First! A big congrats to my beloved Missouri Tigers for beating Alabama tonight in their first SEC match up! Big win for our basketball team. MIZZOU-RAH!
This week, our reading time is focused on making inferences and writing thoughtful responses. To start off, I used the 'ol "What's in my bag?" lesson plan. I showed my students a bag and pulled out items one by one. Inside the bag was a pair of sneakers, headphones, shorts, a t-shirt, and water bottle. As I pulled out each object, I asked the students to use clues from the bag to figure out what the purpose of the bag was. They all were able to conclude that my bag was for the gym, a run, or maybe even a hike!
Next, we watched the Pixar Short Film, "One Man Band". In short, the video (roughly 4 minutes long) is about a little girl who has one gold coin to give to street performers. There are no words in the film... only music and incredible animation. We watched the video once all the way through. Then, we watched again and paused to jot down notes on our graphic organizers. After our second viewing, students shared their ideas and inferences with the group.
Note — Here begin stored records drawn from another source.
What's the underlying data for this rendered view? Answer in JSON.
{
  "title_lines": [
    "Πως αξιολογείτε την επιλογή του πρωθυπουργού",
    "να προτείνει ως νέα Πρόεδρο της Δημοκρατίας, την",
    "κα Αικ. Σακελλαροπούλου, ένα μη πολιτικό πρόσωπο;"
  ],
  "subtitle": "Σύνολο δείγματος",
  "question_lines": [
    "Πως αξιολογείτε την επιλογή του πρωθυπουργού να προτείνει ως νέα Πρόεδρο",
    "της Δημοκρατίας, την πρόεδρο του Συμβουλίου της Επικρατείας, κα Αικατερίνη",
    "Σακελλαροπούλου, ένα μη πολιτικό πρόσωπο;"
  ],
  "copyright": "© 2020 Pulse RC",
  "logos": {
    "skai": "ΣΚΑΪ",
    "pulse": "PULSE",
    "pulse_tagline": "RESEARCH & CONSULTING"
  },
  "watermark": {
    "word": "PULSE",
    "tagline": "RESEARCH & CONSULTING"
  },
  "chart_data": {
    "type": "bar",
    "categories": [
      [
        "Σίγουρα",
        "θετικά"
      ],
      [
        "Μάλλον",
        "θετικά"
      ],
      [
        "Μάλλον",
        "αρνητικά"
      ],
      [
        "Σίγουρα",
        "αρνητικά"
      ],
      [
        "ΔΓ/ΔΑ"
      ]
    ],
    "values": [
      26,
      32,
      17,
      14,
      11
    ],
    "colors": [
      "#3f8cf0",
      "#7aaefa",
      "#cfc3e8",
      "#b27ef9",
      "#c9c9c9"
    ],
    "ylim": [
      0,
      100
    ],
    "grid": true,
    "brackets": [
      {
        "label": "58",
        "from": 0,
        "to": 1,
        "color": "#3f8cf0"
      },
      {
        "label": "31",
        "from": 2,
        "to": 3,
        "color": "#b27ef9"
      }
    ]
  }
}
Here are some great student quotes that stuck out to me. Yes, I prompted them to use "I infer":
"I infer that she's making a wish in the fountain because that's what I always do when I have a coin next to a fountain."
"My inference is that this takes place in Italy because of their clothing and the way the village looks."
"I infer that the little girl has little money because of her clothing and that she only has one coin."
...And so on and so on!
As a closer activity, I asked the students to write in their Reading Spirals to the following prompt: "Describe what you think the little girl did with her new bag of coins. PROVE IT!" (When I ask the students to prove it, it means to use details from the story to support their answer). While reading their responses this afternoon, I was floored by some of the things that I read! I was very impressed by their imaginations and their elaborate thinking and more importantly.. how they were able to WRITE ABOUT IT!
Now, my teacher friends! How do YOU teach inferences to your students? How do you get them to read between the lines and identify what the author isn't telling us?